This project predicts whether a line from a test corpus is one of three languages: English, French, or Italian.
All related text files (training corpora, test corpus, and solution file) should be in the same directory. If the are located in another location, please specify with --englishPath
, --frenchPath
, --italianPath
, --testPath
, and --solutionPath
. The character model runs with the defualt unknown threshold of 30, indicating that all characters must be seen 30 times in the training corpus to be included in a language's vocabulary. The word models run with the default unknown threshold of 0, indicating that all words from the training corpora will be included in the vocabulary. To change this, utilize the --unkThreshold
argument.
All lines in the corpora were cleaned by removing punctuation, casing, and extra whitespace to focus the lanugage model on the relevant text. Additionally, <start>
and <end>
tokens were added to each line so the probability of the beginning and end of a line in combination with any other gram is captured.

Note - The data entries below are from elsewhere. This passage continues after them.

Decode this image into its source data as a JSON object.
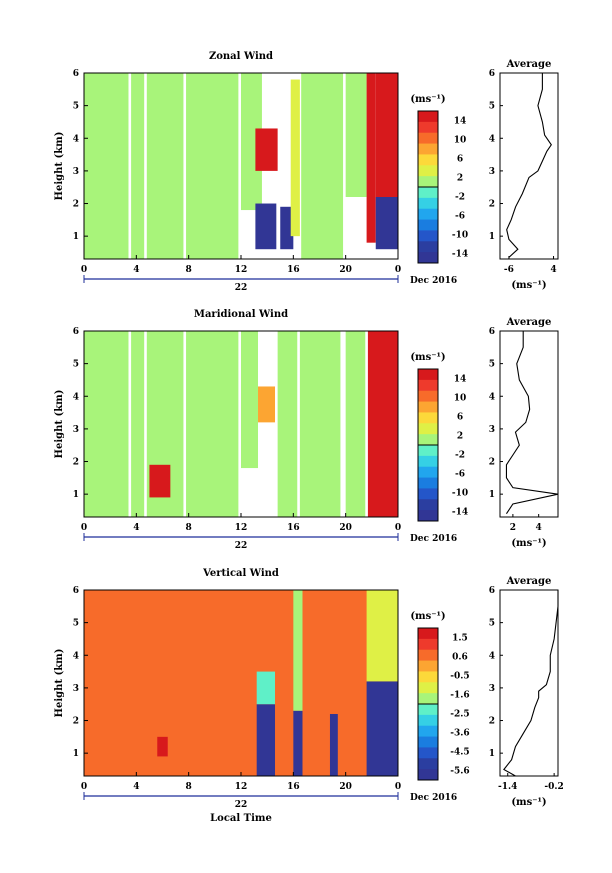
{
  "chart_data": [
    {
      "type": "heatmap",
      "title": "Zonal Wind",
      "xlabel": "",
      "ylabel": "Height (km)",
      "xlim": [
        0,
        24
      ],
      "ylim": [
        0.3,
        6
      ],
      "xticks": [
        "0",
        "4",
        "8",
        "12",
        "16",
        "20",
        "0"
      ],
      "yticks": [
        "1",
        "2",
        "3",
        "4",
        "5",
        "6"
      ],
      "date_day": "22",
      "date_label": "Dec 2016",
      "colorbar": {
        "unit": "(ms⁻¹)",
        "ticks": [
          "14",
          "10",
          "6",
          "2",
          "-2",
          "-6",
          "-10",
          "-14"
        ],
        "range": [
          -16,
          16
        ]
      },
      "profile": {
        "title": "Average",
        "xlabel": "(ms⁻¹)",
        "xticks": [
          "-6",
          "4"
        ],
        "xlim": [
          -8,
          5
        ],
        "points": [
          [
            -6,
            0.35
          ],
          [
            -4,
            0.6
          ],
          [
            -6,
            0.9
          ],
          [
            -6.5,
            1.2
          ],
          [
            -5.5,
            1.5
          ],
          [
            -4.5,
            1.9
          ],
          [
            -3,
            2.3
          ],
          [
            -1.5,
            2.8
          ],
          [
            0.5,
            3.0
          ],
          [
            1.5,
            3.3
          ],
          [
            2.5,
            3.6
          ],
          [
            3.5,
            3.8
          ],
          [
            2,
            4.1
          ],
          [
            1.5,
            4.5
          ],
          [
            0.5,
            5.0
          ],
          [
            1.5,
            5.5
          ],
          [
            1.5,
            6.0
          ]
        ]
      },
      "segments": [
        {
          "x": [
            0,
            3.4
          ],
          "y": [
            0.3,
            6
          ],
          "v": 0
        },
        {
          "x": [
            3.6,
            4.6
          ],
          "y": [
            0.3,
            6
          ],
          "v": 0
        },
        {
          "x": [
            4.8,
            7.6
          ],
          "y": [
            0.3,
            6
          ],
          "v": 0
        },
        {
          "x": [
            7.8,
            11.8
          ],
          "y": [
            0.3,
            6
          ],
          "v": 0
        },
        {
          "x": [
            12.0,
            13.6
          ],
          "y": [
            1.8,
            6
          ],
          "v": 0
        },
        {
          "x": [
            13.1,
            14.8
          ],
          "y": [
            3.0,
            4.3
          ],
          "v": 16
        },
        {
          "x": [
            13.1,
            14.7
          ],
          "y": [
            0.6,
            2.0
          ],
          "v": -16
        },
        {
          "x": [
            15.0,
            16.0
          ],
          "y": [
            0.6,
            1.9
          ],
          "v": -16
        },
        {
          "x": [
            15.8,
            16.5
          ],
          "y": [
            1.0,
            5.8
          ],
          "v": 4
        },
        {
          "x": [
            16.6,
            19.8
          ],
          "y": [
            0.3,
            6
          ],
          "v": 0
        },
        {
          "x": [
            20.0,
            21.6
          ],
          "y": [
            2.2,
            6
          ],
          "v": 0
        },
        {
          "x": [
            21.6,
            22.3
          ],
          "y": [
            0.8,
            6
          ],
          "v": 16
        },
        {
          "x": [
            22.3,
            24.0
          ],
          "y": [
            2.2,
            6
          ],
          "v": 16
        },
        {
          "x": [
            22.3,
            24.0
          ],
          "y": [
            0.6,
            2.2
          ],
          "v": -16
        }
      ]
    },
    {
      "type": "heatmap",
      "title": "Maridional Wind",
      "xlabel": "",
      "ylabel": "Height (km)",
      "xlim": [
        0,
        24
      ],
      "ylim": [
        0.3,
        6
      ],
      "xticks": [
        "0",
        "4",
        "8",
        "12",
        "16",
        "20",
        "0"
      ],
      "yticks": [
        "1",
        "2",
        "3",
        "4",
        "5",
        "6"
      ],
      "date_day": "22",
      "date_label": "Dec 2016",
      "colorbar": {
        "unit": "(ms⁻¹)",
        "ticks": [
          "14",
          "10",
          "6",
          "2",
          "-2",
          "-6",
          "-10",
          "-14"
        ],
        "range": [
          -16,
          16
        ]
      },
      "profile": {
        "title": "Average",
        "xlabel": "(ms⁻¹)",
        "xticks": [
          "2",
          "4"
        ],
        "xlim": [
          1,
          5.5
        ],
        "points": [
          [
            1.5,
            0.4
          ],
          [
            2,
            0.7
          ],
          [
            5.5,
            1.0
          ],
          [
            2,
            1.2
          ],
          [
            1.5,
            1.5
          ],
          [
            1.5,
            1.9
          ],
          [
            2,
            2.2
          ],
          [
            2.5,
            2.5
          ],
          [
            2.2,
            2.9
          ],
          [
            3,
            3.2
          ],
          [
            3.3,
            3.6
          ],
          [
            3.2,
            4.0
          ],
          [
            2.5,
            4.5
          ],
          [
            2.3,
            5.0
          ],
          [
            2.8,
            5.5
          ],
          [
            2.8,
            6.0
          ]
        ]
      },
      "segments": [
        {
          "x": [
            0,
            3.4
          ],
          "y": [
            0.3,
            6
          ],
          "v": 0
        },
        {
          "x": [
            3.6,
            4.6
          ],
          "y": [
            0.3,
            6
          ],
          "v": 0
        },
        {
          "x": [
            4.8,
            7.6
          ],
          "y": [
            0.3,
            6
          ],
          "v": 0
        },
        {
          "x": [
            7.8,
            11.8
          ],
          "y": [
            0.3,
            6
          ],
          "v": 0
        },
        {
          "x": [
            5.0,
            6.6
          ],
          "y": [
            0.9,
            1.9
          ],
          "v": 16
        },
        {
          "x": [
            12.0,
            13.3
          ],
          "y": [
            1.8,
            6
          ],
          "v": 0
        },
        {
          "x": [
            13.3,
            14.6
          ],
          "y": [
            3.2,
            4.3
          ],
          "v": 8
        },
        {
          "x": [
            14.8,
            16.3
          ],
          "y": [
            0.3,
            6
          ],
          "v": 0
        },
        {
          "x": [
            16.5,
            19.6
          ],
          "y": [
            0.3,
            6
          ],
          "v": 0
        },
        {
          "x": [
            20.0,
            21.5
          ],
          "y": [
            0.3,
            6
          ],
          "v": 0
        },
        {
          "x": [
            21.7,
            24.0
          ],
          "y": [
            0.3,
            6
          ],
          "v": 16
        }
      ]
    },
    {
      "type": "heatmap",
      "title": "Vertical Wind",
      "xlabel": "Local Time",
      "ylabel": "Height (km)",
      "xlim": [
        0,
        24
      ],
      "ylim": [
        0.3,
        6
      ],
      "xticks": [
        "0",
        "4",
        "8",
        "12",
        "16",
        "20",
        "0"
      ],
      "yticks": [
        "1",
        "2",
        "3",
        "4",
        "5",
        "6"
      ],
      "date_day": "22",
      "date_label": "Dec 2016",
      "colorbar": {
        "unit": "(ms⁻¹)",
        "ticks": [
          "1.5",
          "0.6",
          "-0.5",
          "-1.6",
          "-2.5",
          "-3.6",
          "-4.5",
          "-5.6"
        ],
        "range": [
          -6,
          2
        ]
      },
      "profile": {
        "title": "Average",
        "xlabel": "(ms⁻¹)",
        "xticks": [
          "-1.4",
          "-0.2"
        ],
        "xlim": [
          -1.6,
          -0.1
        ],
        "points": [
          [
            -1.2,
            0.3
          ],
          [
            -1.5,
            0.5
          ],
          [
            -1.3,
            0.8
          ],
          [
            -1.2,
            1.2
          ],
          [
            -1.0,
            1.6
          ],
          [
            -0.8,
            2.0
          ],
          [
            -0.7,
            2.4
          ],
          [
            -0.6,
            2.7
          ],
          [
            -0.6,
            2.9
          ],
          [
            -0.4,
            3.1
          ],
          [
            -0.3,
            3.5
          ],
          [
            -0.3,
            4.0
          ],
          [
            -0.2,
            4.5
          ],
          [
            -0.15,
            5.0
          ],
          [
            -0.1,
            5.5
          ],
          [
            -0.1,
            6.0
          ]
        ]
      },
      "segments": [
        {
          "x": [
            0,
            24
          ],
          "y": [
            0.3,
            6
          ],
          "v": 0.3
        },
        {
          "x": [
            13.2,
            14.6
          ],
          "y": [
            0.3,
            2.5
          ],
          "v": -6
        },
        {
          "x": [
            13.2,
            14.6
          ],
          "y": [
            2.5,
            3.5
          ],
          "v": -2.5
        },
        {
          "x": [
            16.0,
            16.7
          ],
          "y": [
            0.3,
            2.3
          ],
          "v": -5.5
        },
        {
          "x": [
            16.0,
            16.7
          ],
          "y": [
            2.3,
            6
          ],
          "v": -1.5
        },
        {
          "x": [
            18.8,
            19.4
          ],
          "y": [
            0.3,
            2.2
          ],
          "v": -5.6
        },
        {
          "x": [
            21.6,
            24.0
          ],
          "y": [
            0.3,
            3.2
          ],
          "v": -5.6
        },
        {
          "x": [
            21.6,
            24.0
          ],
          "y": [
            3.2,
            6
          ],
          "v": -1.0
        },
        {
          "x": [
            5.6,
            6.4
          ],
          "y": [
            0.9,
            1.5
          ],
          "v": 1.5
        }
      ]
    }
  ]
}
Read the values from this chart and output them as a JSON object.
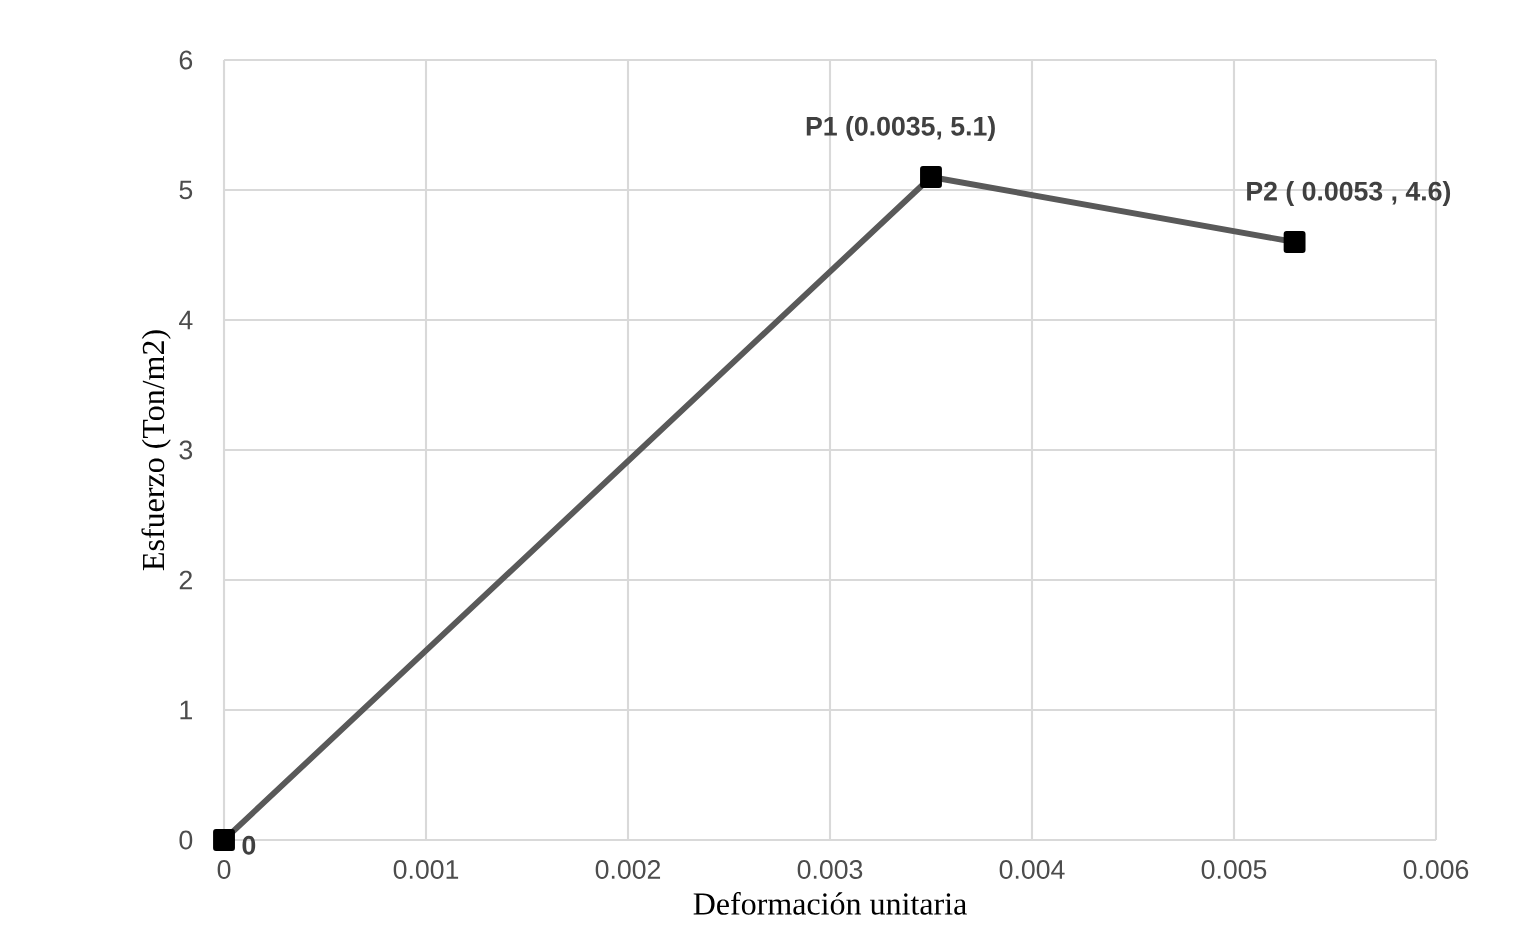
{
  "chart_data": {
    "type": "line",
    "xlabel": "Deformación  unitaria",
    "ylabel": "Esfuerzo (Ton/m2)",
    "x": [
      0,
      0.0035,
      0.0053
    ],
    "series": [
      {
        "color": "#595959",
        "values": [
          0,
          5.1,
          4.6
        ]
      }
    ],
    "xlim": [
      0,
      0.006
    ],
    "xticks": [
      0,
      0.001,
      0.002,
      0.003,
      0.004,
      0.005,
      0.006
    ],
    "ylim": [
      0,
      6
    ],
    "yticks": [
      0,
      1,
      2,
      3,
      4,
      5,
      6
    ],
    "grid": true,
    "marker": "square",
    "line_style": "solid",
    "annotations": [
      {
        "text": "0",
        "x": 0,
        "y": 0
      },
      {
        "text": "P1 (0.0035,  5.1)",
        "x": 0.0035,
        "y": 5.1
      },
      {
        "text": "P2 ( 0.0053 ,  4.6)",
        "x": 0.0053,
        "y": 4.6
      }
    ]
  }
}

To run the character language model with add smoothing and the default arguments:
python letterLangId.py
To run the word language model with add smoothing and the defualt arguments:
python wordLangId.py
To run the word language model with Good Turing smoothing and the defualt arguments:
python wordLangId2.py
The letter bigram model cannot be implemented without smoothing because unknown bigrams would results in 0 frequency values leading to issues when calculating the entire sentence's conditional probability. Also, if the entire training set is included in the vocabulary, a probably can't be calculated for bigrams that begin with an unknown word due to errors when dividing by 0. This problem can be resolved with add one smoothing because it removes 0 counts in the data. The letter bigram model with add one smoothing correctly predicted 297/300 of the lines in the test corpus. Given the strong performance with add one smoothing, it seems like an effective solution to the zero count problem.
In addition to add one smoothing, I set the unknown threshold to 30. Given the overall frequency of a character within our corpora, a threshold of 30 will not affect that vocabulary size, but just remove erroneous characters. However, this threshold of 30 (which can be changed by the user) does not seem to affect performance and yields the same results as a threshold of 0.
Just like the letter bigram model, the word bigram model cannot be implemented without smoothing either unless you set a threshold for the training set to be included in the vocabulary and introduce unknown tokens. Since the corpora is small and in turn, the vocabulary, it's best to implement smoothing versus a threshold for out of vocabulary words. Therefore, the default threshold is set to 0 to not drastically reduce the vocabulary. If the training corpora was exponentially larger, the user may want to consider a threshold of 30 to manage the vocabulary size and reduce the risk of including typos from a corpus.
Smoothing is even more important for a word level model than character level due to the larger number of words than characters in a given language and in turn, a higher occurence of rare events. Given the simplicity of add one smoothing versus other smoothing techniques, I implemented it and it results in predictions that were correct 298/300 times.
Another approach for handling zero frequencies than add one smoothing that I evaluated is Good Turing smoothing. This method adjusts the frequency to shift some of the probability to unseen events. Rather than blindly adding one to each frequency, it takes into account the existing frequencies in the training corpus. I applied the same unknown threshold of 0 for the reasons described in question two and saw results of 299/300 correct predictions.
Given the results from my experiement, the language model with Good Turing smoothing performed the best and therefore, should be utilized. Given the small size of our corpora, computational efficiency is not a huge consideration and therefore, performance should be prioritized. If our corpora was much larger and/or training time was a consideration, the word model with add one smoothing may need to be considered due to the computational cost of adjusting frequencies. If memory constraints were an issue, a character level model would have a smaller vocabulary and could potentially perform better than a word level model with a heavily pruned vocabulary. However, given the tradeoffs and the use case of this homework, I would go with the language model with Good Turing smoothing and an unknown threshold of 0.